Sermon for the Feast of St. John the Evangelist
“Even the world itself could not contain the books that should be written”
“Of making many books there is no end; and much study is a weariness of the flesh,” Ecclesiastes observes, an observation, no doubt, with which many a student would concur. John, too, at the very end of the last chapter of his Gospel reflects on the writing of books; somehow the reality and full meaning of Christ would comprise more books than what the world could contain. There is always something more and more to the meaning of Christ as Word.
The Word proclaimed “at sundry times and in diverse manners … unto the fathers by the prophets”, Hebrews reminds us, “hath in these last days spoken unto us by his Son.” That Word and Son is the Word made flesh, as John reminds us in his powerful Prologue read as the great Gospel of Christmas Eve. There is a focus on Word; Word proclaimed, Word made flesh, but also the Word as written “even if the world itself could not contain the books that should be written.”

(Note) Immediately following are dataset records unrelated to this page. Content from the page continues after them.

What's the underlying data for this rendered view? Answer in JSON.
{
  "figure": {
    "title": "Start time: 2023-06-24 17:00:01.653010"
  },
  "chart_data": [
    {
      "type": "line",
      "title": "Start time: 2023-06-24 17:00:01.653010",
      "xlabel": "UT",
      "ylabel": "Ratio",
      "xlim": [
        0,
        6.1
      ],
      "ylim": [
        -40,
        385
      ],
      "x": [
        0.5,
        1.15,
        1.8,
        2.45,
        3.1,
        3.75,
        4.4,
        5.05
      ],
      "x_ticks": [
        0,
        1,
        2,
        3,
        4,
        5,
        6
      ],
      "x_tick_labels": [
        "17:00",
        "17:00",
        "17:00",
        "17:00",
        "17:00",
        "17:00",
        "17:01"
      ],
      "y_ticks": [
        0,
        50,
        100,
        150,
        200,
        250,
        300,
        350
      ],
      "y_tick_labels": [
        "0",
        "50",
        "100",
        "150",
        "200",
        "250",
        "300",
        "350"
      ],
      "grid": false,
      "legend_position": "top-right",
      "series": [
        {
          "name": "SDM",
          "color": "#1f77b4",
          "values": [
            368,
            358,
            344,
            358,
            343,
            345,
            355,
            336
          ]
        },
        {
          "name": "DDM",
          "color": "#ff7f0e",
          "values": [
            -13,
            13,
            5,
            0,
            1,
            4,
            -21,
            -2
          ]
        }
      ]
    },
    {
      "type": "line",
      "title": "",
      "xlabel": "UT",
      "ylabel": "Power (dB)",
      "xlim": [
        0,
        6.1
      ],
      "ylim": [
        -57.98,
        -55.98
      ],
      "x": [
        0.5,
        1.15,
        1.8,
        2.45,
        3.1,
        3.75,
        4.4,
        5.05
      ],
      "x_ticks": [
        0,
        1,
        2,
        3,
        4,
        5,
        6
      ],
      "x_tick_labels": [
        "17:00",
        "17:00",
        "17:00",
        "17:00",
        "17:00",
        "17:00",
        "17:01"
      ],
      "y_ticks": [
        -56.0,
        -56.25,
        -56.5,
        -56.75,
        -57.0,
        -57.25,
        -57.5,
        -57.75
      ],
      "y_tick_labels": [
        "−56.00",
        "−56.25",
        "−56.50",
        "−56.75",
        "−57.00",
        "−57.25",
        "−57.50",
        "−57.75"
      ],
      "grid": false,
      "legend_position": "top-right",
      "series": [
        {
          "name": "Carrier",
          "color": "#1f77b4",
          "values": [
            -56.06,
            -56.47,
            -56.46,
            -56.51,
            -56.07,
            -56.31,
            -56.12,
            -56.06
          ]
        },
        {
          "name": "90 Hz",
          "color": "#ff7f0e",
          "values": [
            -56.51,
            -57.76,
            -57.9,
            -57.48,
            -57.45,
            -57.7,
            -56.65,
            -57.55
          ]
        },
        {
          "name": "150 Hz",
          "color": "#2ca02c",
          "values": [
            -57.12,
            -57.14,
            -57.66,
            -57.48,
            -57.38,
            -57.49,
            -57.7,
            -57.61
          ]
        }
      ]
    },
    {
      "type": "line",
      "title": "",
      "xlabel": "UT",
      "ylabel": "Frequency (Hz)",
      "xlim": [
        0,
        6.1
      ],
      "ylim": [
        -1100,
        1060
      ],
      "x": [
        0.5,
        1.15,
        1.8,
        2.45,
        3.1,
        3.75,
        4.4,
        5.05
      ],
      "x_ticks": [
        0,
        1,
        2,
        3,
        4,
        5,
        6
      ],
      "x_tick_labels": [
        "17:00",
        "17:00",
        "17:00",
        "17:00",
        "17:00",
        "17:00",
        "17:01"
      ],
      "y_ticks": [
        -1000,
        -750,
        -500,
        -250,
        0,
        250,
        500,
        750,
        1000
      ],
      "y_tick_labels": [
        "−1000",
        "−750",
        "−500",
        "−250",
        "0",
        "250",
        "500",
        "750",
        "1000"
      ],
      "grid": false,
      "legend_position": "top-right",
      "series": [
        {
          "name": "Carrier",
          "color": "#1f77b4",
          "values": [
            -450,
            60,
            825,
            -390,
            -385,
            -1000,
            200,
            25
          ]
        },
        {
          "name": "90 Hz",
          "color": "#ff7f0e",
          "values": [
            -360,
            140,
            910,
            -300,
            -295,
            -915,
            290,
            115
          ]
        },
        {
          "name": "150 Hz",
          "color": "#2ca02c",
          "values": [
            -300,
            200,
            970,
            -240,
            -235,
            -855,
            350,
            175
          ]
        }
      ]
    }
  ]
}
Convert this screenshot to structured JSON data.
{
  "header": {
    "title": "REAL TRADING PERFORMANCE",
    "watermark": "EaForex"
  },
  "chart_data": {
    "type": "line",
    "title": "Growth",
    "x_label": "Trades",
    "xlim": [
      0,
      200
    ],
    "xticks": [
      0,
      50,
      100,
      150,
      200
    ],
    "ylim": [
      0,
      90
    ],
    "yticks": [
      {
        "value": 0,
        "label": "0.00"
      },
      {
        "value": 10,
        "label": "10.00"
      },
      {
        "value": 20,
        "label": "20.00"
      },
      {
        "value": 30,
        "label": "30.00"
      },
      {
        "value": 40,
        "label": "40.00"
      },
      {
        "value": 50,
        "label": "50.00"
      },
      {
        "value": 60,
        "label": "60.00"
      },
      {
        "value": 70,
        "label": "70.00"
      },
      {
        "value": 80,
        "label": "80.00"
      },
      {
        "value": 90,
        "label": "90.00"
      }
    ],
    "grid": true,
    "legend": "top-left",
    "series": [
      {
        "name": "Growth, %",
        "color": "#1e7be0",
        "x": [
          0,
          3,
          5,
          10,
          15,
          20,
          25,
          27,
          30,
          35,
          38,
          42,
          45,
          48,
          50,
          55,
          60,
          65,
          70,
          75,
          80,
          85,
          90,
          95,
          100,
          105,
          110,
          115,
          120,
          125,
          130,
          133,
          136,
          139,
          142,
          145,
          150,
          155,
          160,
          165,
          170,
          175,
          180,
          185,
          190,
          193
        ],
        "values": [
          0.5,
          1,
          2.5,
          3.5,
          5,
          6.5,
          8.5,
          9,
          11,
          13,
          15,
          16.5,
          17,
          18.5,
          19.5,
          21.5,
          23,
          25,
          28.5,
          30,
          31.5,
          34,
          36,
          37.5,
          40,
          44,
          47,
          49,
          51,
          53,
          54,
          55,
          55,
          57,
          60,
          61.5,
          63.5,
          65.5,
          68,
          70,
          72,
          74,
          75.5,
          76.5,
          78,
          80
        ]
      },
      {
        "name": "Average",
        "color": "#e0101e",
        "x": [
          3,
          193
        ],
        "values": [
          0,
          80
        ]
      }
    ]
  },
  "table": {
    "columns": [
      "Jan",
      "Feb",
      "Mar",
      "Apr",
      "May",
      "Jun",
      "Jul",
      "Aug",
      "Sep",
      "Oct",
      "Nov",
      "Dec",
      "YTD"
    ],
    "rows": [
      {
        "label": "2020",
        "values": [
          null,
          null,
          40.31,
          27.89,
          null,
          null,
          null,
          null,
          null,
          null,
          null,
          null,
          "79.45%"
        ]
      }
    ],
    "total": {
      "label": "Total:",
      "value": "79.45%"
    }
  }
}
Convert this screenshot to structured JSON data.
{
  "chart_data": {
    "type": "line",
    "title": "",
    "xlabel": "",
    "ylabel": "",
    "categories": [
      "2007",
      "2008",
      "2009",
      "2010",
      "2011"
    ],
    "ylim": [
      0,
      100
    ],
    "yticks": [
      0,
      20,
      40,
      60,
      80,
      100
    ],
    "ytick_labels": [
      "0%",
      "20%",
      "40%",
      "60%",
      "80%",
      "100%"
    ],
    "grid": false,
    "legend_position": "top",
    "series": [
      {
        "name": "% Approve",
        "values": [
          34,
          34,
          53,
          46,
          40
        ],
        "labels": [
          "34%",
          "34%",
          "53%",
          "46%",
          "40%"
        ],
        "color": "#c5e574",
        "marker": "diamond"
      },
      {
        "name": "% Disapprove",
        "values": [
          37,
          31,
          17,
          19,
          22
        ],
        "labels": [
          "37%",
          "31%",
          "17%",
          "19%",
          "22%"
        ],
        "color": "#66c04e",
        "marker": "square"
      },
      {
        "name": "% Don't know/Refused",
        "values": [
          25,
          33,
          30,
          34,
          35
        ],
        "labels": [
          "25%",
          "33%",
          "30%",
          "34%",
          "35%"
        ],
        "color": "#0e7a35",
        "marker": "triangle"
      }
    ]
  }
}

The Feast of John the Evangelist belongs to our Christmas observances. His Epistles and his Gospel provide the strongest testimony to the idea and reality of the Incarnation, the greatest insight into the mystery of God with us in the humanity of Jesus Christ. “That which was from the beginning,” he says, echoing at once the opening words of his Prologue but also the opening words of Genesis, “which we have heard,” he says, “which we have seen with our eyes,” he says, “which we have looked upon, and our hands have handled of the Word of life,” he says, that is what “declare we unto you.” And to what end? “That ye also may have fellowship with us; and truly our fellowship is with the Father, and with his Son Jesus Christ.” It is a remarkably concise and stirring theological testament to the Incarnation and the Trinity, to the deeper mystery of Christmas.